Sunday, December 23, 2012

PARK


Since it's opening this year, praise has been extraordinarily high for chef Antonio Park's new restaurant - Park. The way people talk about it, you'd think he's reinvented the wheel. On the heels of the notorious Au Pied de Cochon and Joe Beef omissions from Maclean's 50 Best Restaurants in Canada list we've heard people go as far as to boldly express disapproval over Park's omission from enRoute's coveted Canada's Best New Restaurants 2012 list.

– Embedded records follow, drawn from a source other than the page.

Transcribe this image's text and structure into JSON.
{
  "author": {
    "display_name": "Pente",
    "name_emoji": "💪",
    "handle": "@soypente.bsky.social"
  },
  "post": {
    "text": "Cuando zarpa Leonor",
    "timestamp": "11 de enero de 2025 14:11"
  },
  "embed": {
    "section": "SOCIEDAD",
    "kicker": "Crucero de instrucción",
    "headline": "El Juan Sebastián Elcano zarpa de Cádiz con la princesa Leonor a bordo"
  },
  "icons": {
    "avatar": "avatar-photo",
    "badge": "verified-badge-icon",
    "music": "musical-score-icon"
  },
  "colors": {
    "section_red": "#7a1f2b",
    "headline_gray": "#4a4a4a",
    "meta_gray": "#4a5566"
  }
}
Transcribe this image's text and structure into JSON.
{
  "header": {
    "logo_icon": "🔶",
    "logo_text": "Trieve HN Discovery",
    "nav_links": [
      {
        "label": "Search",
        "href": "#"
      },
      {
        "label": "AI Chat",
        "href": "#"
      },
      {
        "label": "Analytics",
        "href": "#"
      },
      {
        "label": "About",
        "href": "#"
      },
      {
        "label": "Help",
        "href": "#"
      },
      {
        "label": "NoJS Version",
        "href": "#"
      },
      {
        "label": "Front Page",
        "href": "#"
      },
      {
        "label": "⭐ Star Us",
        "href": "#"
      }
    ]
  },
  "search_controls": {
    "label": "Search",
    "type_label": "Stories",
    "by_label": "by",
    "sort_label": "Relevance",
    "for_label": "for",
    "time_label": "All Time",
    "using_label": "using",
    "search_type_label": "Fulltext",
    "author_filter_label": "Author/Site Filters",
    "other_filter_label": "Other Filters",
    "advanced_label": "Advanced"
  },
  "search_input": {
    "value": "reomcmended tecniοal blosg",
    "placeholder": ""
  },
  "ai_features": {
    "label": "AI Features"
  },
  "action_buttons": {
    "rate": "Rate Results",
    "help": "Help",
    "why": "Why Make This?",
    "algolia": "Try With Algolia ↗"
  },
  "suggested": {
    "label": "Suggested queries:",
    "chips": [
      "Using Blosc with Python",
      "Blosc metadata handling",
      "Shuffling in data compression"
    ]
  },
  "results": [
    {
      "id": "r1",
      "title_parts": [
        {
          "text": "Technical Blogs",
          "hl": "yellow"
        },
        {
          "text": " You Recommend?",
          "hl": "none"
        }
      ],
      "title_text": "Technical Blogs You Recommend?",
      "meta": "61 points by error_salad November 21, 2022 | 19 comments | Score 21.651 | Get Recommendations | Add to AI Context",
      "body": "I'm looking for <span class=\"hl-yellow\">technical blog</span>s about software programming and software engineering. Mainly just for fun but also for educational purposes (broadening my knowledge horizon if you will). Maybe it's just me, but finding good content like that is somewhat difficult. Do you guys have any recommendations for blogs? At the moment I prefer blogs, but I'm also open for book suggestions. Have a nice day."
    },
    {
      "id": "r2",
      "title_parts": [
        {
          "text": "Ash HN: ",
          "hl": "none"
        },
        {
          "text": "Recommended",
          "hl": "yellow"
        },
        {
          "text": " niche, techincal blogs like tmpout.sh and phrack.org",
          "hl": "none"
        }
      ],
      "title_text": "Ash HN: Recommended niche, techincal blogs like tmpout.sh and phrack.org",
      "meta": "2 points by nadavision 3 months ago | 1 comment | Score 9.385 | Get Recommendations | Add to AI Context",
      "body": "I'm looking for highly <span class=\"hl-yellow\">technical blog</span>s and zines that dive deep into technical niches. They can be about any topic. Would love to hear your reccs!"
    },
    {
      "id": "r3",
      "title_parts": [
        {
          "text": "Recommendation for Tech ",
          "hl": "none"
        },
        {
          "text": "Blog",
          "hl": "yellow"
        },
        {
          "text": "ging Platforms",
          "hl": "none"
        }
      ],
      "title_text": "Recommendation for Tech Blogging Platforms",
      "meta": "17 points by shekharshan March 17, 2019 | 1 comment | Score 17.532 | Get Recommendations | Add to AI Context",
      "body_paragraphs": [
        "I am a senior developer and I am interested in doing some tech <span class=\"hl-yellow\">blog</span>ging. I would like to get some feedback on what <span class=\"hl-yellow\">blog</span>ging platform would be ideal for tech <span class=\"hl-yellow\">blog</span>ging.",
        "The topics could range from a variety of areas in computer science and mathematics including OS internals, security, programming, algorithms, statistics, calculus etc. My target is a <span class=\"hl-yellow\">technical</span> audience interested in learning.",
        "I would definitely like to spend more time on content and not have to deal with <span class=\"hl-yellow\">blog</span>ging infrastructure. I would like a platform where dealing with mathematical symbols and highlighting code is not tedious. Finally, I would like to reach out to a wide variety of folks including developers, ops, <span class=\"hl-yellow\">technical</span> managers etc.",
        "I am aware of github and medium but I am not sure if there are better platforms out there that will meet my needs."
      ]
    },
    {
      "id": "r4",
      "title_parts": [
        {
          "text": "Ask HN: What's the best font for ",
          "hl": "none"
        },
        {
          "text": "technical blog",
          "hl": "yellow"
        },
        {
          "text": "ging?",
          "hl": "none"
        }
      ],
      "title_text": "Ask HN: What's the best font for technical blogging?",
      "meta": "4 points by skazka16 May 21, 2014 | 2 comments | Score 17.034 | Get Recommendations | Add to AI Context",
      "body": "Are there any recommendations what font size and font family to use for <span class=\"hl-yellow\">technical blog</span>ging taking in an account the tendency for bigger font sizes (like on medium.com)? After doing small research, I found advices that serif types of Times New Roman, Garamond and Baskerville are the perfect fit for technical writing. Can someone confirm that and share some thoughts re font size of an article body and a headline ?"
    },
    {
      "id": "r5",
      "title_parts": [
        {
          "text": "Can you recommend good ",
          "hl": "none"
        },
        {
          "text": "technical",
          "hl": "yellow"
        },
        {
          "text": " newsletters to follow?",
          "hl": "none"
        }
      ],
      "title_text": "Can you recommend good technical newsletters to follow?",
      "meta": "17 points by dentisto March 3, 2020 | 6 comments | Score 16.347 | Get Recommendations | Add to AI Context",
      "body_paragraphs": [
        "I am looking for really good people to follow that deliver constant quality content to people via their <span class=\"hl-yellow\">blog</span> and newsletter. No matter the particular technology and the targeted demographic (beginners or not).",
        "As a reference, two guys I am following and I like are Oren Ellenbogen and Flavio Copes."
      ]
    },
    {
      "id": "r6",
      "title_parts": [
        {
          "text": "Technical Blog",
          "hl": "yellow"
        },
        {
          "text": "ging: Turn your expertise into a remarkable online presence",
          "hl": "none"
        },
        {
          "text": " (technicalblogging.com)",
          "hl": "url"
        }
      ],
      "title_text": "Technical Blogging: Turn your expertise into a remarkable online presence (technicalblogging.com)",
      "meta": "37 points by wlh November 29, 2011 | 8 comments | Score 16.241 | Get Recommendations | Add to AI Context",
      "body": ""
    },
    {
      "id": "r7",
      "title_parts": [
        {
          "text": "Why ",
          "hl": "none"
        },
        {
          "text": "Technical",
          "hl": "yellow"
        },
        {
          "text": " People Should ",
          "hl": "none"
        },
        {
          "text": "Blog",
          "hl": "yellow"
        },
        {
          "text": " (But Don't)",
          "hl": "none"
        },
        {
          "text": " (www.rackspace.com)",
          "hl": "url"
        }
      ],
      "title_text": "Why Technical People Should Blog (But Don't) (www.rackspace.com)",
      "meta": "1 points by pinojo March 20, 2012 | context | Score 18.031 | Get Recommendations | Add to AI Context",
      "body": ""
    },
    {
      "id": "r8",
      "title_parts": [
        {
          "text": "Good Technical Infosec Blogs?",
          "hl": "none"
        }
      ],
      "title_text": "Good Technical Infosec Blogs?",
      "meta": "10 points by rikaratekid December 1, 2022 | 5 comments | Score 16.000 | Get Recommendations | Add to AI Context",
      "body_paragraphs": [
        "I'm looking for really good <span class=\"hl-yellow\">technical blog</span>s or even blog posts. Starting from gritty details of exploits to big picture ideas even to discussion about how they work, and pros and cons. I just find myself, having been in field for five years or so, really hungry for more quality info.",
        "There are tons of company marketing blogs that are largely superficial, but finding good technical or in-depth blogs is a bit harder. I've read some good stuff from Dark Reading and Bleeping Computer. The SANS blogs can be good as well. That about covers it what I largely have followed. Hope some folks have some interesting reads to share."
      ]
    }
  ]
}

Recently, Park was named "Most Awe-Inspiring" in the Montreal Gazette's Top Restaurants of 2012 by fine dining critic Lesley Chesterman and chef Antonio Park was the second place winner in the Montreal leg of the annual, country-wide Gold Medal Plates cooking competition, which raises money for our national olympic team. We've read chef Park's Twitter feed as he shares positive feedback from fellow chefs, food writers, bloggers and celebrities who've endorsed his food, telling their legions of friends and followers that no trip to Montreal is complete without a visit to this little restaurant and sushi counter on Victoria just south of Sherbrooke. The hype machine appeared to be in full effect.